Latent Semantic Analysis applied to the timelines of small test population. Several venue types have also been mapped to this latent space, to allow for easier interpretation. Several distinct clusters appear, showing users that have very similar temporal behavior.

Privacy

Given the possibilities and functionalities discussed above that are derived from collecting personal data, it is imperative for Sentiance to uphold strict data protection standards to ensure adequate protection and privacy.

The regulatory framework for protecting personal information, ranging from your e-mail address to your sensor data, is an ongoing discussion among policymakers and is key to ensuring ones right for privacy or the implied freedom of unauthorized intrusion.

Since the decentralization of European privacy commissions based on the official Directive 95/48/EC, the European Commission has decided to unify basic standards of protection in its renewed General Data Protection Regulation (GDPR) coming in effect as per 25 May 2018.

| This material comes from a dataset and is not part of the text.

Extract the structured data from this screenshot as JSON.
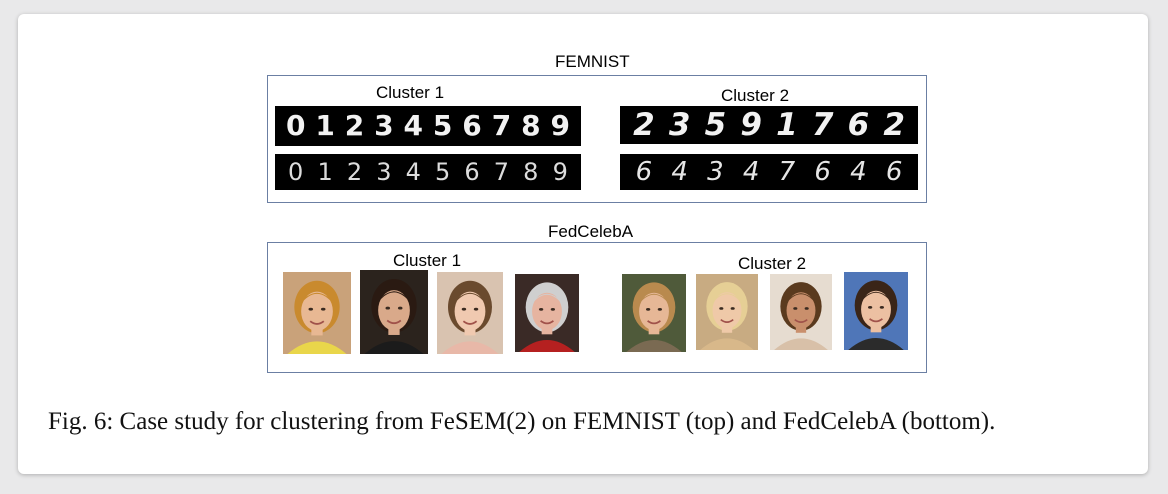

The new standards will apply to both data controller and data processor who are both responsible to uphold the prescribed data measures. Since Sentiance is capable of deriving behavioral information by using its proprietary context detection and machine learning pipeline on only three simple sensors, it is imperative to protect and respect our customer’s privacy by ensuring adequate levels of security, both within the company and with our suppliers.

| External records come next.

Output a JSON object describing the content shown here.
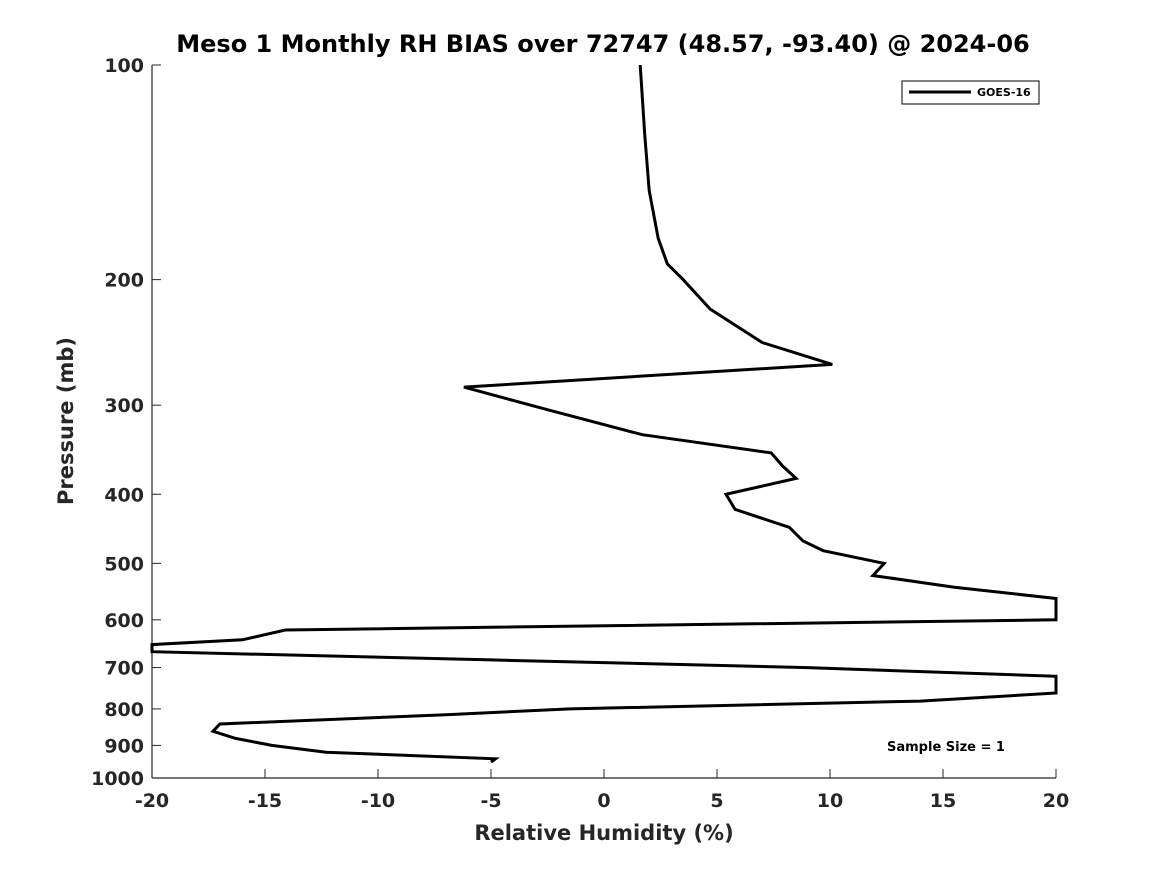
{
  "chart_data": {
    "type": "line",
    "title": "Meso 1 Monthly RH BIAS over 72747 (48.57, -93.40) @ 2024-06",
    "xlabel": "Relative Humidity (%)",
    "ylabel": "Pressure (mb)",
    "xlim": [
      -20,
      20
    ],
    "ylim": [
      100,
      1000
    ],
    "y_scale": "log",
    "y_reversed": true,
    "xticks": [
      -20,
      -15,
      -10,
      -5,
      0,
      5,
      10,
      15,
      20
    ],
    "xtick_labels": [
      "-20",
      "-15",
      "-10",
      "-5",
      "0",
      "5",
      "10",
      "15",
      "20"
    ],
    "yticks": [
      100,
      200,
      300,
      400,
      500,
      600,
      700,
      800,
      900,
      1000
    ],
    "ytick_labels": [
      "100",
      "200",
      "300",
      "400",
      "500",
      "600",
      "700",
      "800",
      "900",
      "1000"
    ],
    "grid": false,
    "legend_position": "top-right",
    "annotation": "Sample Size = 1",
    "series": [
      {
        "name": "GOES-16",
        "color": "#000000",
        "points": [
          {
            "x": 1.6,
            "y": 100
          },
          {
            "x": 1.8,
            "y": 125
          },
          {
            "x": 2.0,
            "y": 150
          },
          {
            "x": 2.4,
            "y": 175
          },
          {
            "x": 2.8,
            "y": 190
          },
          {
            "x": 3.5,
            "y": 200
          },
          {
            "x": 4.7,
            "y": 220
          },
          {
            "x": 7.0,
            "y": 245
          },
          {
            "x": 10.1,
            "y": 263
          },
          {
            "x": -6.2,
            "y": 283
          },
          {
            "x": -2.4,
            "y": 305
          },
          {
            "x": 1.7,
            "y": 330
          },
          {
            "x": 7.4,
            "y": 350
          },
          {
            "x": 7.9,
            "y": 365
          },
          {
            "x": 8.5,
            "y": 380
          },
          {
            "x": 5.4,
            "y": 400
          },
          {
            "x": 5.8,
            "y": 420
          },
          {
            "x": 8.2,
            "y": 445
          },
          {
            "x": 8.8,
            "y": 465
          },
          {
            "x": 9.7,
            "y": 480
          },
          {
            "x": 12.4,
            "y": 500
          },
          {
            "x": 11.9,
            "y": 520
          },
          {
            "x": 15.5,
            "y": 540
          },
          {
            "x": 20.0,
            "y": 560
          },
          {
            "x": 20.0,
            "y": 600
          },
          {
            "x": -14.1,
            "y": 620
          },
          {
            "x": -16.0,
            "y": 640
          },
          {
            "x": -20.0,
            "y": 650
          },
          {
            "x": -20.0,
            "y": 665
          },
          {
            "x": -5.0,
            "y": 683
          },
          {
            "x": 9.0,
            "y": 700
          },
          {
            "x": 20.0,
            "y": 720
          },
          {
            "x": 20.0,
            "y": 760
          },
          {
            "x": 14.0,
            "y": 780
          },
          {
            "x": -1.5,
            "y": 800
          },
          {
            "x": -7.0,
            "y": 815
          },
          {
            "x": -17.0,
            "y": 840
          },
          {
            "x": -17.3,
            "y": 860
          },
          {
            "x": -16.3,
            "y": 880
          },
          {
            "x": -14.7,
            "y": 900
          },
          {
            "x": -12.3,
            "y": 920
          },
          {
            "x": -4.8,
            "y": 940
          },
          {
            "x": -5.0,
            "y": 950
          }
        ]
      }
    ]
  }
}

Sentiance ensures privacy based on three pillars:

  • The Sentiance Ambient Intelligence platform is designed to protect data streams by safeguarding that all PII (personally identifiable information) is pseudonymised, meaning that personal data is processed in such a manner that it can no longer be attributed to an individual without the use of additional information, which Sentiance keeps separately and subject to technical and organizational measures. Sentiance therefore represents a single user by a random ID which is never augmented with personal information of any kind, such as an e-mail address.
  • Customers that wish to work with the Sentiance SDK are suggested to uphold strict privacy standards as provided by Sentiance, formalize the measures in a clear privacy policy and adapt their application with an explicit opt-in and age confirmation of the end-user. This procedure is transparent for the end-user and clearly informs on the data that is gathered and its intended purpose. No data is collected that does not relate to the purpose, for which Sentiance abides by the concept of data minimization. In the event the end-user does not feel comfortable about the received value compared to the data exchange, the end-user is always able to decline the opt-in procedure.
  • Sentiance has established technological and organizational measures to map all control systems, confidentiality agreements, data processors, service providers and other recipients to further provide assurance towards the dataflow.

Privacy is not grey, it is as important to show the value of your product as it is to provide insights in the use and purpose of the collected data. Sentiance does not sell the data of its customers, Sentiance (temporarily) uses sensor data that it receives via a mobile user that confirmed data collection via an opt-in functionality to build enriched profiles that map the customer journey and enables companies to unlock new levels of personalization.

Sentiance Privacy infographic

Conclusion

In this article we described some of the inner workings of our context detection pipeline. We discussed why context should be represented by more than just time and location, and how context truly is more than the sum of all the situational and behavioral parts. It takes a talented cross-functional team to combine low level signal processing with state-of-the-art machine learning and to deploy all of this on a scalable system that can handle millions of requests in real-time.

Our mobile contextualization mission is far from over. We are working hard on improving our venue mapping algorithm, are discovering and defining new segments and moments on a daily base, are extending our predictive capabilities, and are adding some interesting health specific moments and insights.